For complete SLURM documentation, see https://slurm.schedmd.com/. Here we only show simple examples with system-specific instructions.
HAL Slurm Wrapper Suite (Recommended)
Introduction
The HAL Slurm Wrapper Suite was designed to help users use the HAL system easily and efficiently.
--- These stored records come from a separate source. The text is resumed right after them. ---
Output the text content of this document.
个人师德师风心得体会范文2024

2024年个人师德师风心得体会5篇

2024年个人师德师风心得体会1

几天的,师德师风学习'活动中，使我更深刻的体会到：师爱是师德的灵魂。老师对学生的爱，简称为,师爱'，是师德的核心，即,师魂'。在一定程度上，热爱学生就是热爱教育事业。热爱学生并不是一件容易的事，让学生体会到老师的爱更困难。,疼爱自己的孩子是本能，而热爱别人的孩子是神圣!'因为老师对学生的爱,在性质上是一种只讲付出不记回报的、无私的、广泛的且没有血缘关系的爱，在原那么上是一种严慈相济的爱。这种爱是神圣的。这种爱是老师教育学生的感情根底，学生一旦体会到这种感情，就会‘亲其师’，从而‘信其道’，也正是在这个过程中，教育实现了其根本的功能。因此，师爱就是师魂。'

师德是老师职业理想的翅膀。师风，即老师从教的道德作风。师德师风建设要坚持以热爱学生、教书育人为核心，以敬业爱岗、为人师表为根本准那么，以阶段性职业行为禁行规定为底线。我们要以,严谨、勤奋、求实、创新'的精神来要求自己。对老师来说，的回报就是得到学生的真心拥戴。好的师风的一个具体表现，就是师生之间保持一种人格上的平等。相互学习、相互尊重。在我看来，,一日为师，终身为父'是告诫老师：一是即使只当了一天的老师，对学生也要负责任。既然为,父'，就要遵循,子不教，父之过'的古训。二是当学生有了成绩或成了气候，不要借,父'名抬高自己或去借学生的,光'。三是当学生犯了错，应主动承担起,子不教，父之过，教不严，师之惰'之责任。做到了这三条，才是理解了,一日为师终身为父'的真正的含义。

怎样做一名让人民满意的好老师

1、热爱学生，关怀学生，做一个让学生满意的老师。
The current version is "swsuite-v0.1", which includes
srun (slurm command) → swrun : request resources to run interactive jobs.
sbatch (slurm command) → swbatch : request resource to submit a batch script to Slurm.
Rule of Thumb
- Minimize the required input options.
- Consistent with the original "slurm" run-script format.
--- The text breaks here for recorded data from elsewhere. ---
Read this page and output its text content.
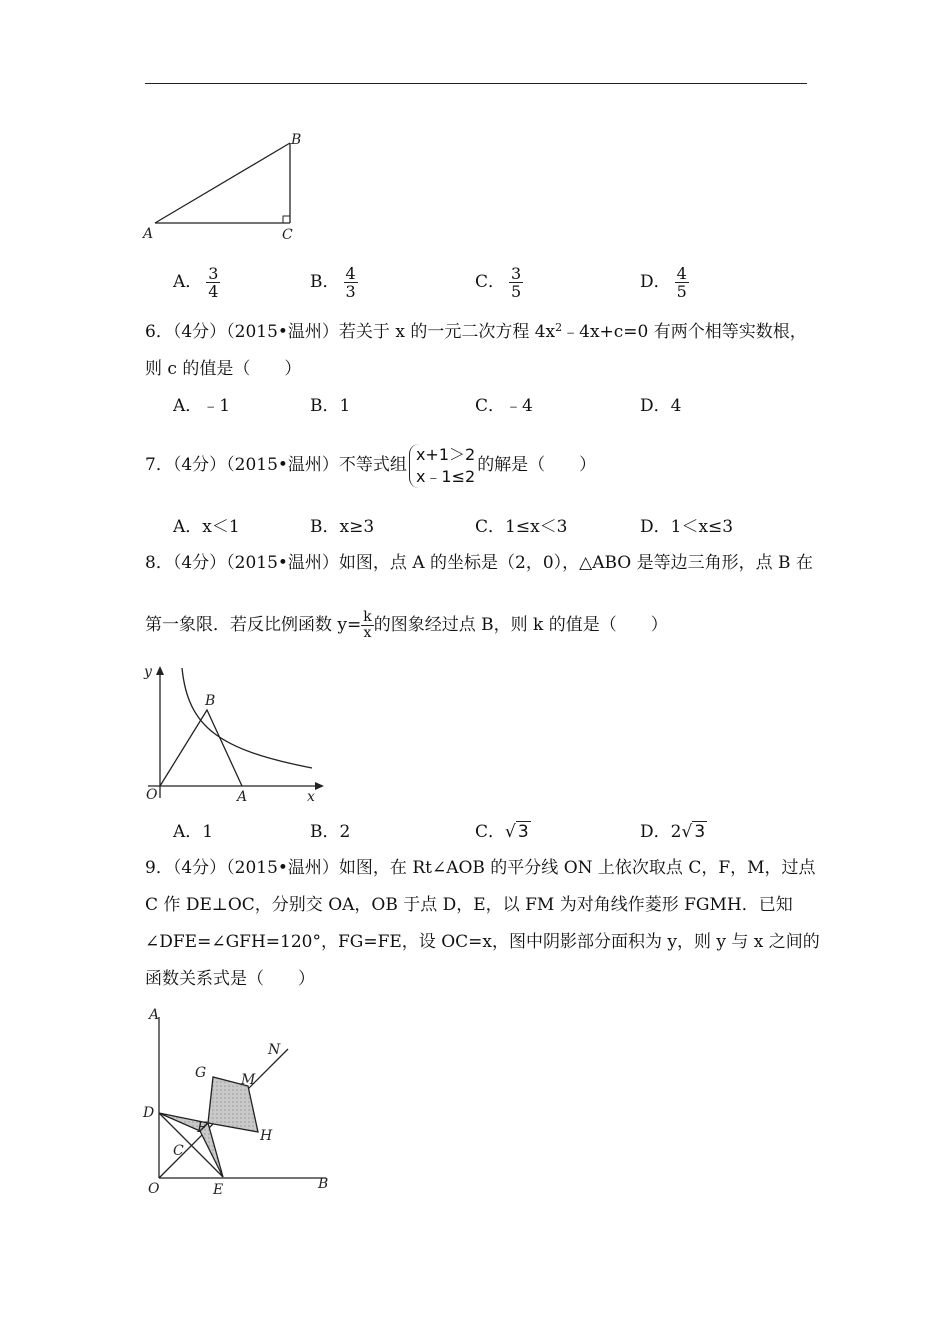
A
B
C
A． $\frac{3}{4}$	B． $\frac{4}{3}$	C． $\frac{3}{5}$	D． $\frac{4}{5}$
6．（4分）（2015•温州）若关于 x 的一元二次方程 $4x^2﹣4x+c=0$ 有两个相等实数根，
则 c 的值是（　　）
A．﹣1	B．1	C．﹣4	D．4
7．（4分）（2015•温州）不等式组
x+1＞2
x﹣1≤2
的解是（　　）
A．x＜1	B．x≥3	C．1≤x＜3	D．1＜x≤3
8．（4分）（2015•温州）如图，点 A 的坐标是（2，0），△ABO 是等边三角形，点 B 在
第一象限．若反比例函数 $y= \frac{k}{x}$ 的图象经过点 B，则 k 的值是（　　）
y
B
O	A	x
A．1	B．2	C．√ 3	D．2√ 3
9．（4分）（2015•温州）如图，在 Rt∠AOB 的平分线 ON 上依次取点 C，F，M，过点
C 作 DE⊥OC，分别交 OA，OB 于点 D，E，以 FM 为对角线作菱形 FGMH．已知
∠DFE=∠GFH=120°，FG=FE，设 OC=x，图中阴影部分面积为 y，则 y 与 x 之间的
函数关系式是（　　）
A
N
G M
D
F	H
C
O	E	B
- Submits job to suitable partition based on the number of GPUs needed.
Usage
- swrun -p <partition_name> -c <cpu_per_gpu> -t <walltime>
- <partition_name> (required) : cpu, gpux1, gpux2, gpux3, gpux4, gpux8, gpux12, gpux16.
- <cpu_per_gpu> (optional) : 12 cpus (default), range from 12 cpus to 36 cpus.
- <walltime> (optional) : 24 hours (default), range from 1 hour to 72 hours.
- example: swrun -q gpux4 -c 36 -t 72 (request a full node: 1x node, x4 node, 144x cpus, 72x hours)
- swbatch <run_script>
- <run_script> (required) : same as original slurm batch.
- <job_name> (optional) : job name.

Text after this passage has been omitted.